El Gobierno nacional ha tomado estos datos y los ha
convertido en un arma de calibre institucional. Al denunciar que los
periodistas críticos son solo la "punta del iceberg" de una red
ilegal, se intenta instalar una idea peligrosa: que cualquier investigación
sobre la gestión actual no es periodismo, sino traición a la patria.
Esta maniobra ocurre en un momento quirúrgico. Mientras el
Caso Libra agita los tribunales y las investigaciones sobre Manuel Adorni
generan interrogantes sobre la ética en el uso de los recursos públicos, el
Poder Ejecutivo desplaza el eje. Si todo es "espionaje ruso",
entonces nada es corrupción local.
Para entender cómo se nos intenta conducir por este túnel de
percepciones, es necesario analizar la mecánica de la distracción que opera en
el discurso oficial:
Ante el Caso Libra: Frente a las investigaciones sobre
irregularidades financieras o contratos específicos, el Gobierno desplaza el
foco hacia un "ataque externo" para invalidar cualquier
cuestionamiento económico.
Ante las investigaciones a Manuel Adorni: Frente a los
cuestionamientos sobre nombramientos o manejo de pauta, se tilda a los
investigadores de ser parte de una red de espionaje ilegal.
El objetivo político: Se busca la invalidación de la crítica.
Al establecer que existe una red pagando por "malas noticias", el
Gobierno puede argumentar que la inflación o la pobreza no son realidades, sino
operaciones políticas extranjeras.
La gravedad institucional: Se usa este término para elevar la
vara y que las causas judiciales domésticas parezcan menores o, directamente,
parte del complot.
Estamos ante un "desvío dogmático". Se nos invita a
mirar hacia Moscú para que no miremos hacia los expedientes de Comodoro Py. La
desinformación extranjera es una amenaza real a la soberanía, pero el uso de
esa amenaza para silenciar el control republicano es una amenaza directa a la
democracia.
Despabilar significa entender que dos cosas pueden ser
ciertas al mismo tiempo: Rusia puede estar operando en Argentina, y eso no
quita que el Gobierno deba rendir cuentas por sus propios actos.

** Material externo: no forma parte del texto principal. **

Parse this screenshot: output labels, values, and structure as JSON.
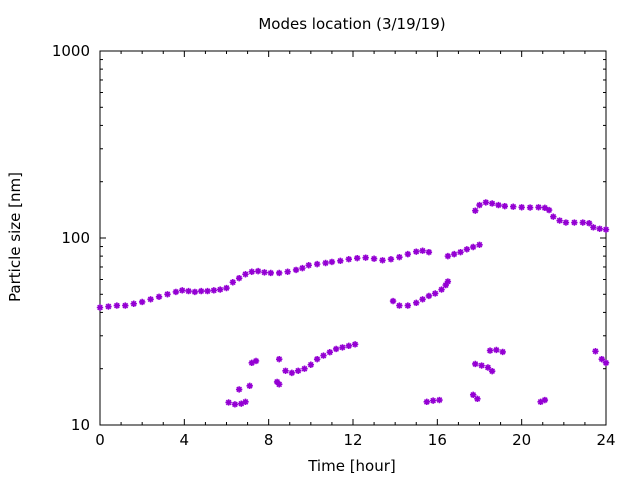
{
  "chart_data": {
    "type": "scatter",
    "title": "Modes location (3/19/19)",
    "xlabel": "Time [hour]",
    "ylabel": "Particle size [nm]",
    "xlim": [
      0,
      24
    ],
    "ylim": [
      10,
      1000
    ],
    "y_scale": "log",
    "x_ticks": [
      0,
      4,
      8,
      12,
      16,
      20,
      24
    ],
    "x_tick_labels": [
      "0",
      "4",
      "8",
      "12",
      "16",
      "20",
      "24"
    ],
    "y_ticks": [
      10,
      100,
      1000
    ],
    "y_tick_labels": [
      "10",
      "100",
      "1000"
    ],
    "grid": false,
    "legend": "none",
    "marker": "star",
    "colors": {
      "series": "#9400d3",
      "axis": "#000000",
      "background": "#ffffff"
    },
    "series": [
      {
        "points": [
          [
            0,
            42.5
          ],
          [
            0.4,
            43
          ],
          [
            0.8,
            43.5
          ],
          [
            1.2,
            43.5
          ],
          [
            1.6,
            44.5
          ],
          [
            2.0,
            45.5
          ],
          [
            2.4,
            47
          ],
          [
            2.8,
            48.5
          ],
          [
            3.2,
            50
          ],
          [
            3.6,
            51.5
          ],
          [
            3.9,
            52.5
          ],
          [
            4.2,
            52
          ],
          [
            4.5,
            51.5
          ],
          [
            4.8,
            52
          ],
          [
            5.1,
            52
          ],
          [
            5.4,
            52.5
          ],
          [
            5.7,
            53
          ],
          [
            6.0,
            54
          ],
          [
            6.3,
            58
          ],
          [
            6.6,
            61
          ],
          [
            6.9,
            64
          ],
          [
            7.2,
            66
          ],
          [
            7.5,
            66.5
          ],
          [
            7.8,
            65.5
          ],
          [
            8.1,
            65
          ],
          [
            8.5,
            65
          ],
          [
            8.9,
            66
          ],
          [
            9.3,
            67.5
          ],
          [
            9.6,
            69
          ],
          [
            9.9,
            71.5
          ],
          [
            10.3,
            72.5
          ],
          [
            10.7,
            73.5
          ],
          [
            11.0,
            74.5
          ],
          [
            11.4,
            75.5
          ],
          [
            11.8,
            77
          ],
          [
            12.2,
            78
          ],
          [
            12.6,
            78.5
          ],
          [
            13.0,
            77.5
          ],
          [
            13.4,
            76
          ],
          [
            13.8,
            77
          ],
          [
            14.2,
            79
          ],
          [
            14.6,
            82
          ],
          [
            15.0,
            84.5
          ],
          [
            15.3,
            85.5
          ],
          [
            15.6,
            84
          ],
          [
            16.5,
            80
          ],
          [
            16.8,
            82
          ],
          [
            17.1,
            84
          ],
          [
            17.4,
            87
          ],
          [
            17.7,
            89.5
          ],
          [
            18.0,
            92
          ]
        ]
      },
      {
        "points": [
          [
            13.9,
            46
          ],
          [
            14.2,
            43.5
          ],
          [
            14.6,
            43.5
          ],
          [
            15.0,
            45
          ],
          [
            15.3,
            47
          ],
          [
            15.6,
            49
          ],
          [
            15.9,
            50.5
          ],
          [
            16.2,
            53
          ],
          [
            16.4,
            56
          ],
          [
            16.5,
            58.5
          ]
        ]
      },
      {
        "points": [
          [
            17.8,
            140
          ],
          [
            18.0,
            150
          ],
          [
            18.3,
            155
          ],
          [
            18.6,
            153
          ],
          [
            18.9,
            150
          ],
          [
            19.2,
            148
          ],
          [
            19.6,
            147
          ],
          [
            20.0,
            146
          ],
          [
            20.4,
            145.5
          ],
          [
            20.8,
            146
          ],
          [
            21.1,
            145
          ],
          [
            21.3,
            141
          ],
          [
            21.5,
            130
          ],
          [
            21.8,
            124
          ],
          [
            22.1,
            121
          ],
          [
            22.5,
            121
          ],
          [
            22.9,
            121
          ],
          [
            23.2,
            120
          ],
          [
            23.4,
            114
          ],
          [
            23.7,
            112
          ],
          [
            24.0,
            111
          ]
        ]
      },
      {
        "points": [
          [
            8.8,
            19.5
          ],
          [
            9.1,
            19
          ],
          [
            9.4,
            19.5
          ],
          [
            9.7,
            20
          ],
          [
            10.0,
            21
          ],
          [
            10.3,
            22.5
          ],
          [
            10.6,
            23.5
          ],
          [
            10.9,
            24.5
          ],
          [
            11.2,
            25.5
          ],
          [
            11.5,
            26
          ],
          [
            11.8,
            26.5
          ],
          [
            12.1,
            27
          ]
        ]
      },
      {
        "points": [
          [
            6.1,
            13.2
          ],
          [
            6.4,
            12.9
          ],
          [
            6.7,
            13
          ],
          [
            6.9,
            13.3
          ],
          [
            6.6,
            15.5
          ],
          [
            7.1,
            16.2
          ],
          [
            7.2,
            21.5
          ],
          [
            7.4,
            22
          ],
          [
            8.4,
            17
          ],
          [
            8.5,
            16.5
          ],
          [
            8.5,
            22.5
          ]
        ]
      },
      {
        "points": [
          [
            15.5,
            13.3
          ],
          [
            15.8,
            13.5
          ],
          [
            16.1,
            13.6
          ],
          [
            17.7,
            14.5
          ],
          [
            17.9,
            13.8
          ],
          [
            17.8,
            21.2
          ],
          [
            18.1,
            20.8
          ],
          [
            18.4,
            20.3
          ],
          [
            18.6,
            19.4
          ],
          [
            18.5,
            25
          ],
          [
            18.8,
            25.2
          ],
          [
            19.1,
            24.6
          ],
          [
            20.9,
            13.3
          ],
          [
            21.1,
            13.6
          ],
          [
            23.5,
            24.8
          ],
          [
            23.8,
            22.5
          ],
          [
            24.0,
            21.5
          ]
        ]
      }
    ]
  }
}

Confundir una
con otra es el primer paso para aceptar un túnel sin salida, donde la única luz
que vemos es la que el poder decide encender.
(1) La posverdad no es simplemente una mentira. Es un
fenómeno donde los hechos objetivos tienen menos influencia en la opinión
pública que las emociones o las creencias personales.
En este escenario, no importa si un dato es falso o
verdadero, sino si refuerza lo que ya queremos creer. Es el caldo de cultivo
ideal para que el poder político moldee la realidad a su conveniencia,
sustituyendo la evidencia por una narrativa emocional diseñada para anular el
juicio crítico de la ciudadanía. Despabilar, en tiempos de posverdad, es
recuperar el valor sagrado del dato frente al relato.